Die Strecke Hannover-Magdeburg werde später doch gebaut werden, wenn 
man einmal anfange, und dann würden alle die früher geschilderten üblen 
Folgen eintreten. Abg. Dr. Arendt (srk.) befürchtet von dem Kanal eine 
Schmälerung der Finanzen, so daß kein Geld zum Ausbau des Eisenbahn- 
netzes bleibe. Abg. Friedberg (nl.): Die Vorlage sei zwar gegen die 
frühere erheblich verschlechtert, aber die Nationalliberalen würden sie doch 
annehmen. Abg. Wiemer (fr.
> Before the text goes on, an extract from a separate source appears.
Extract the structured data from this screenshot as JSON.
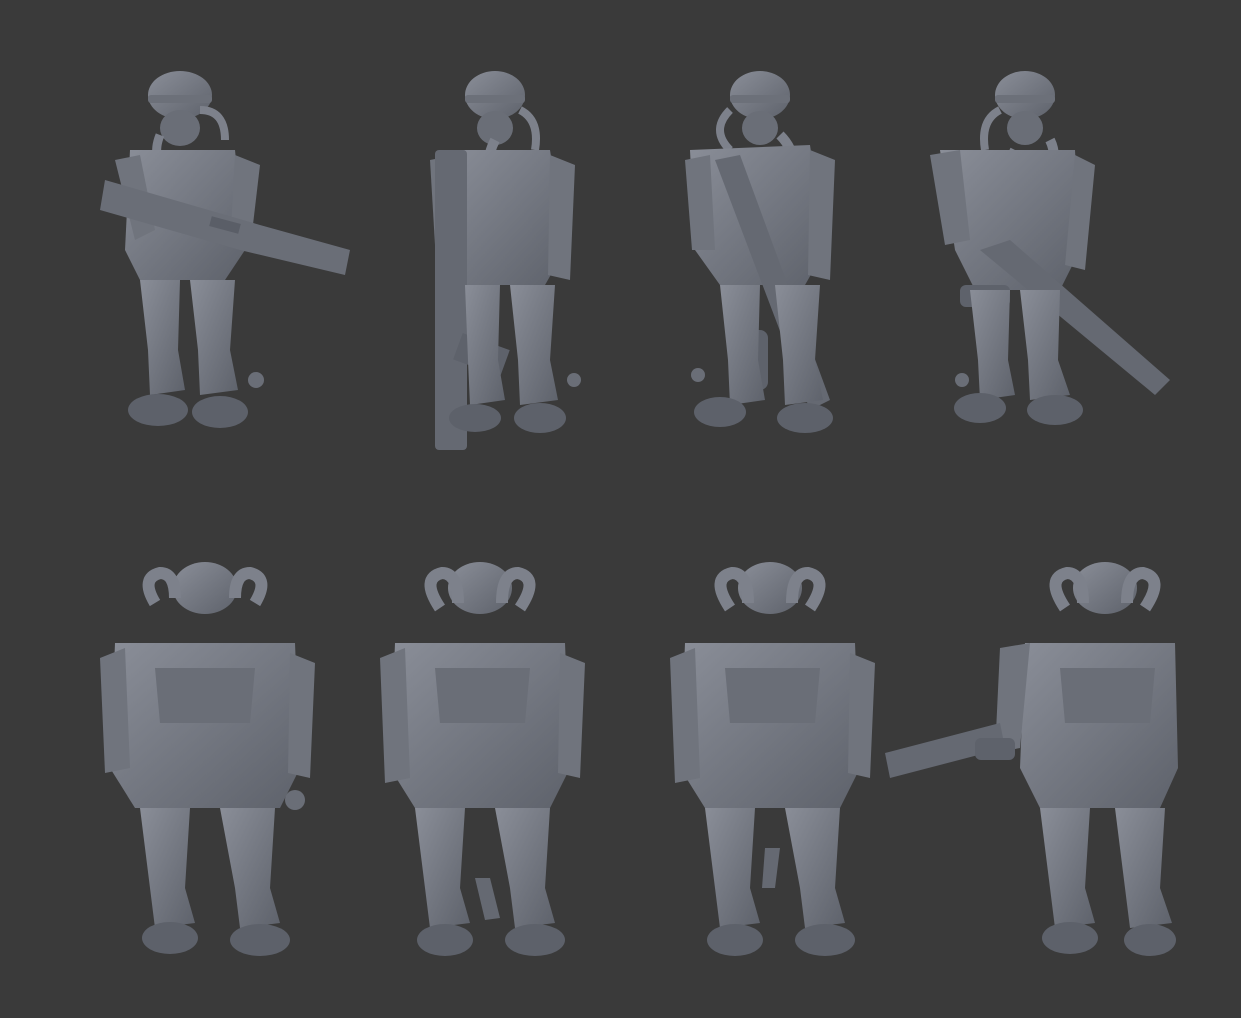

Vp.) will die Vorlage ablehnen, falls die 
Frage der Schiffahrtsabgaben damit verknüpft wird. Die Verkürzung des 
Kanals werde das preußische Wirtschaftsgebiet zerreißen. — Am folgenden 
Tage lehnt Abg. Graf Spee (Z.) die Vorlage ab, weil sie die Finanzen 
schädige und nur dem Großkapital nützen werde. Abg. Frhr. v. Zedlitz 
(srk.): Die Vorlage sei nötig zur Entlastung der Ruhreisenbahn. Bei den 
Überschüssen der Eisenbahnen und direkten Steuern kämen etwaige Aus- 
fälle der Eisenbahneinnahmen von 15 Millionen nicht in Betracht. Abg. 
Grabski (Pole) lehnt den Kanal ab, weil er nichts für Posen bringe und 
die Polen keine Veranlassung hätten, die Regierung zu unterstützen. 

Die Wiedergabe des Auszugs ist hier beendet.